Joint BSC-IRB Research Program in Computational Biology, Life Science Department, Barcelona Super computing Center, Barcelona 08034, Spain.
BMC Bioinformatics. 2013 Oct 1;14:286. doi: 10.1186/1471-2105-14-286.
Protein-protein docking, which aims to predict the structure of a protein-protein complex from its unbound components, remains an unresolved challenge in structural bioinformatics. An important step is the ranking of docked poses using a scoring function, for which many methods have been developed. There is a need to explore the differences and commonalities of these methods with each other, as well as with functions developed in the fields of molecular dynamics and homology modelling.
We present an evaluation of 115 scoring functions on an unbound docking decoy benchmark covering 118 complexes for which a near-native solution can be found, yielding top 10 success rates of up to 58%. Hierarchical clustering is performed, so as to group together functions which identify near-natives in similar subsets of complexes. Three set theoretic approaches are used to identify pairs of scoring functions capable of correctly scoring different complexes. This shows that functions in different clusters capture different aspects of binding and are likely to work together synergistically.
All functions designed specifically for docking perform well, indicating that functions are transferable between sampling methods. We also identify promising methods from the field of homology modelling. Further, differential success rates by docking difficulty and solution quality suggest a need for flexibility-dependent scoring. Investigating pairs of scoring functions, the set theoretic measures identify known scoring strategies as well as a number of novel approaches, indicating promising augmentations of traditional scoring methods. Such augmentation and parameter combination strategies are discussed in the context of the learning-to-rank paradigm.

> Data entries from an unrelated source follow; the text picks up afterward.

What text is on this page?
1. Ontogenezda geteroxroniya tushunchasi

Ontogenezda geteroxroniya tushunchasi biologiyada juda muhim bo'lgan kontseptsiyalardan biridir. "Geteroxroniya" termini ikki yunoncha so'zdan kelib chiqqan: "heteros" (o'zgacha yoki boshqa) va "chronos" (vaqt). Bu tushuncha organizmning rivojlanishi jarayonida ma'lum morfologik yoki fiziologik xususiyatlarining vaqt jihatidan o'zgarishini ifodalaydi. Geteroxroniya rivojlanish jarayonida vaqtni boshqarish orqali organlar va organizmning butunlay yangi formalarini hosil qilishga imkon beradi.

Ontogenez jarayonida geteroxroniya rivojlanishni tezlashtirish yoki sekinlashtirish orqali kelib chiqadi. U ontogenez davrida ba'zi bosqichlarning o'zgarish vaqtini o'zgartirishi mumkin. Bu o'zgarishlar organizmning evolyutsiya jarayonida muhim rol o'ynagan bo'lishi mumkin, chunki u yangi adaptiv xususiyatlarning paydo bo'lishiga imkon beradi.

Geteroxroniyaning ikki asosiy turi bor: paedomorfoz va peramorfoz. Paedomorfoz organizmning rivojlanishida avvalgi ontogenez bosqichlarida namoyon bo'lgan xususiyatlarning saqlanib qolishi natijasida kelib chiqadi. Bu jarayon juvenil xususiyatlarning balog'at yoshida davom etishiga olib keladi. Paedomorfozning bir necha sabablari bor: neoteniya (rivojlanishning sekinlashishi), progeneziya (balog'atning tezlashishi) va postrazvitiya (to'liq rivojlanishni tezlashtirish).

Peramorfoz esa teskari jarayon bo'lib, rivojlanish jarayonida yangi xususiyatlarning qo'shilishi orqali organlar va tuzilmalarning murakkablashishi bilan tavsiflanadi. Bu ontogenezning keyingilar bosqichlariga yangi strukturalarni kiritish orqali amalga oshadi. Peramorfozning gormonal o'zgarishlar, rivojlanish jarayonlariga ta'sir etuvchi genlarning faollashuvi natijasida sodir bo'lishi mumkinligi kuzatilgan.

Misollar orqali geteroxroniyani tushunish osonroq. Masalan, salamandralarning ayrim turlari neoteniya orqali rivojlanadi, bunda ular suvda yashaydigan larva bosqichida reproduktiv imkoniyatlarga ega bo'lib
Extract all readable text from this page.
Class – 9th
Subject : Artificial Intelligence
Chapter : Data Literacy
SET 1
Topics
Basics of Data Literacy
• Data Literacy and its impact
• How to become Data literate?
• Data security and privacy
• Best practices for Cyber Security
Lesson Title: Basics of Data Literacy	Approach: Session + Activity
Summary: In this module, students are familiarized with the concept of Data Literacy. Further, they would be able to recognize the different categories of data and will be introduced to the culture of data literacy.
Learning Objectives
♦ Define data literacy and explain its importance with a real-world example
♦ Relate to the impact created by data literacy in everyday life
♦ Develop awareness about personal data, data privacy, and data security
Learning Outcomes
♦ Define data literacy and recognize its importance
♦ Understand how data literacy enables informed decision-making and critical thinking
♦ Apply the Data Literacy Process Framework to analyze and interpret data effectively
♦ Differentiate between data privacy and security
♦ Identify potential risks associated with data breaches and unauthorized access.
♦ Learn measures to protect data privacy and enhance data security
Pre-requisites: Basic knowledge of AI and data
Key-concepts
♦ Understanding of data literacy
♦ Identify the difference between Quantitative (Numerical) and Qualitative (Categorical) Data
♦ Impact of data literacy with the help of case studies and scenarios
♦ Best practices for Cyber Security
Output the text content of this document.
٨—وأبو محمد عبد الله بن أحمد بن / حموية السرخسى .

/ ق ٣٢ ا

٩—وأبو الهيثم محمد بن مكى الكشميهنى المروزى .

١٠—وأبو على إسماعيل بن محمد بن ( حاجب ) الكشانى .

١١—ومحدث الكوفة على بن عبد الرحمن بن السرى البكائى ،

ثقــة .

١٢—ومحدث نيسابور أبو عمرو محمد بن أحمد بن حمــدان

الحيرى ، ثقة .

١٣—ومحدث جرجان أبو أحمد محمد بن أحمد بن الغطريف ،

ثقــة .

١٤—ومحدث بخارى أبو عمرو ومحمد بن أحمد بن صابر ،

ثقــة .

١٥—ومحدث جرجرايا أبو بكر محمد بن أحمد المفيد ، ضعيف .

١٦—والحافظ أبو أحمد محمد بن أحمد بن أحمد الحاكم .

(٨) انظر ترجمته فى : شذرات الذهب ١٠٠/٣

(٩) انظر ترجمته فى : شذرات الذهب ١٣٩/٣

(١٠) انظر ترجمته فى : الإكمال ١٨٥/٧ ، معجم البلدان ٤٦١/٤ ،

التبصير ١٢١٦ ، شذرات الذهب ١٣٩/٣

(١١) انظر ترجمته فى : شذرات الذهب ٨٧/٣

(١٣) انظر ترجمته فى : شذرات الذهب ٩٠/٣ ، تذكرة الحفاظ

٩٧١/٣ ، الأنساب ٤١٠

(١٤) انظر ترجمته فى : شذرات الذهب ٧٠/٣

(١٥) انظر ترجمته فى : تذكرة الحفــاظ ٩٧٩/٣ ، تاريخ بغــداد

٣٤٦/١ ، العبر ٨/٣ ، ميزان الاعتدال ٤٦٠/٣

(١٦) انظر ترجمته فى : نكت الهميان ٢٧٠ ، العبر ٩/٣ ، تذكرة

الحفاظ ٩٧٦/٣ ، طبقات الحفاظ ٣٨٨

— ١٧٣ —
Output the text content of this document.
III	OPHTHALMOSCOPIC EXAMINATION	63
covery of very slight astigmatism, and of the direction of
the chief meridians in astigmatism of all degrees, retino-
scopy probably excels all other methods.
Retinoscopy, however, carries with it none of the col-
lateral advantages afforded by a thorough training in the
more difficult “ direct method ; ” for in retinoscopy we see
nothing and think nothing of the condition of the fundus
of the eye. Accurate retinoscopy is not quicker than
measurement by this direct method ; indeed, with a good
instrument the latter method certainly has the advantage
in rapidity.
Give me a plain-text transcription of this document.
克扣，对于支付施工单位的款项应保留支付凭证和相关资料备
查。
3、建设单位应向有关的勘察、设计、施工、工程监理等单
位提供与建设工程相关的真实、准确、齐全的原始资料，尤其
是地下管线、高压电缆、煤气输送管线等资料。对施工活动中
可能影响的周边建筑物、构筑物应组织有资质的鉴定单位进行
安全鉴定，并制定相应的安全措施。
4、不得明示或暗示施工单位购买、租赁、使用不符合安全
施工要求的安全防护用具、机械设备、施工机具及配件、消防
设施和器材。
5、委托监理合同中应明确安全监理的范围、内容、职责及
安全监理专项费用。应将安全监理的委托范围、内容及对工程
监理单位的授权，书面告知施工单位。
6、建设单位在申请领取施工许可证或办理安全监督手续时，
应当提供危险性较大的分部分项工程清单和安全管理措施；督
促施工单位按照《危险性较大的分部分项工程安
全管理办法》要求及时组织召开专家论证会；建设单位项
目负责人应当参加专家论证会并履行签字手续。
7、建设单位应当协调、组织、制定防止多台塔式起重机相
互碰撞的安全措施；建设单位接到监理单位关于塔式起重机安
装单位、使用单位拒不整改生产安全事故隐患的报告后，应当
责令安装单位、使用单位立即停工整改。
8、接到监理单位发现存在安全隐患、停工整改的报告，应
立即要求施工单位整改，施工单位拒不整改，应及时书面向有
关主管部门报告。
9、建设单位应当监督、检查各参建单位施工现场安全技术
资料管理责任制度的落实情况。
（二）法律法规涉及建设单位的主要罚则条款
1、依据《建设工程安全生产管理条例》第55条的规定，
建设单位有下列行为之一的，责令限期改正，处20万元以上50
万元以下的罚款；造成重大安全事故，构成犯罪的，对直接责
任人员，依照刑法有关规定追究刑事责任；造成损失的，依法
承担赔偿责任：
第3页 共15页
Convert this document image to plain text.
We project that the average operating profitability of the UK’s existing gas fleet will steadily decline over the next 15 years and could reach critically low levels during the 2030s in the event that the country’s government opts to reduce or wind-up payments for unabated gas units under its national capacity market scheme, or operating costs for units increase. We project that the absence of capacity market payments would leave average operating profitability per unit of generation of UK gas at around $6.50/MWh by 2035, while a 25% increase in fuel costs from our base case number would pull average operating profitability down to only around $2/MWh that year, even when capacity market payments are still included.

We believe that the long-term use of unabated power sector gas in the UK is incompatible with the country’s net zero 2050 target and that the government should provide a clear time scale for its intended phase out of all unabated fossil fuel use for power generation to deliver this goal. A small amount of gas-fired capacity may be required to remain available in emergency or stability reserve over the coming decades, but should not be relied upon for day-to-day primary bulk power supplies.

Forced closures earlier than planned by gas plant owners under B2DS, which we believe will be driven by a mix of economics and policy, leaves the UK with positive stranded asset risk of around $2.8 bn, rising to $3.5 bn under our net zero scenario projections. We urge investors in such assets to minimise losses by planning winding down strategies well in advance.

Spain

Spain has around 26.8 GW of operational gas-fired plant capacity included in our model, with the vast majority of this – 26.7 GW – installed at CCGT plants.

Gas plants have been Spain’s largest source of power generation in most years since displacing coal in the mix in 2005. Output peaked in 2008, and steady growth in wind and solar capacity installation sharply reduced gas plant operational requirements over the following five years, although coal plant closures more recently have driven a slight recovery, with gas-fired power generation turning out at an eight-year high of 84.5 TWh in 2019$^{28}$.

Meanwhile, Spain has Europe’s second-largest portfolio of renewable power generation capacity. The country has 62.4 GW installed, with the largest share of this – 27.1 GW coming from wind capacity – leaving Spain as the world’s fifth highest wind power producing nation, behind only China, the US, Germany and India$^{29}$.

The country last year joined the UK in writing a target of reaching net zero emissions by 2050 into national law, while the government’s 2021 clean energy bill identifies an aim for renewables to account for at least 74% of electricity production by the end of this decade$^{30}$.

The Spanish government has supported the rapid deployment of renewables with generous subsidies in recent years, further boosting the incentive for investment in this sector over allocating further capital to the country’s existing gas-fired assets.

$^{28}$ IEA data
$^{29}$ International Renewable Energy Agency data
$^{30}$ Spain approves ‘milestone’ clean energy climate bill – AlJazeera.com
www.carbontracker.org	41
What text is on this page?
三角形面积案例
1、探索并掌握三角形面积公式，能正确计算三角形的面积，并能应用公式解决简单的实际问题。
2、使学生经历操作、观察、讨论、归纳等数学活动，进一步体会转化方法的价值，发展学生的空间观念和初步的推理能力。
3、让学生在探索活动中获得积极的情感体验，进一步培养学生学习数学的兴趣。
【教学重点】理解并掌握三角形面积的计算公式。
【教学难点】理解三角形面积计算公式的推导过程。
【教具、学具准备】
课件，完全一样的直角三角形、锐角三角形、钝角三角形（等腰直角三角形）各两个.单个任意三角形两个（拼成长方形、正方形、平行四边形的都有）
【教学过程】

蛋白质-蛋白质对接的目的是根据未结合的成分预测蛋白质-蛋白质复合物的结构,这在结构生物信息学中仍然是一个未解决的挑战。一个重要的步骤是使用评分函数对对接构象进行排序,为此已经开发了许多方法。需要探索这些方法彼此之间以及与分子动力学和同源建模领域开发的功能之间的差异和共同点。
我们评估了 115 种评分函数在未结合对接诱饵基准测试中的表现,该基准测试涵盖了 118 个复合物,其中可以找到近天然解决方案,最高成功率可达 58%。进行了层次聚类,以便将识别类似复合物子集的近天然构象的功能分组在一起。使用三种集合论方法来识别能够正确评分不同复合物的评分函数对。这表明不同聚类中的功能捕获了结合的不同方面,并且可能协同工作。
专门设计用于对接的所有功能表现良好,表明功能在采样方法之间是可转移的。我们还从同源建模领域确定了有前途的方法。此外,根据对接难度和解决方案质量的不同成功率表明需要依赖灵活性的评分。通过对评分函数对进行调查,集合论度量方法确定了已知的评分策略以及许多新的方法,这表明了对传统评分方法的有希望的增强。在学习排序范例的背景下讨论了这种增强和参数组合策略。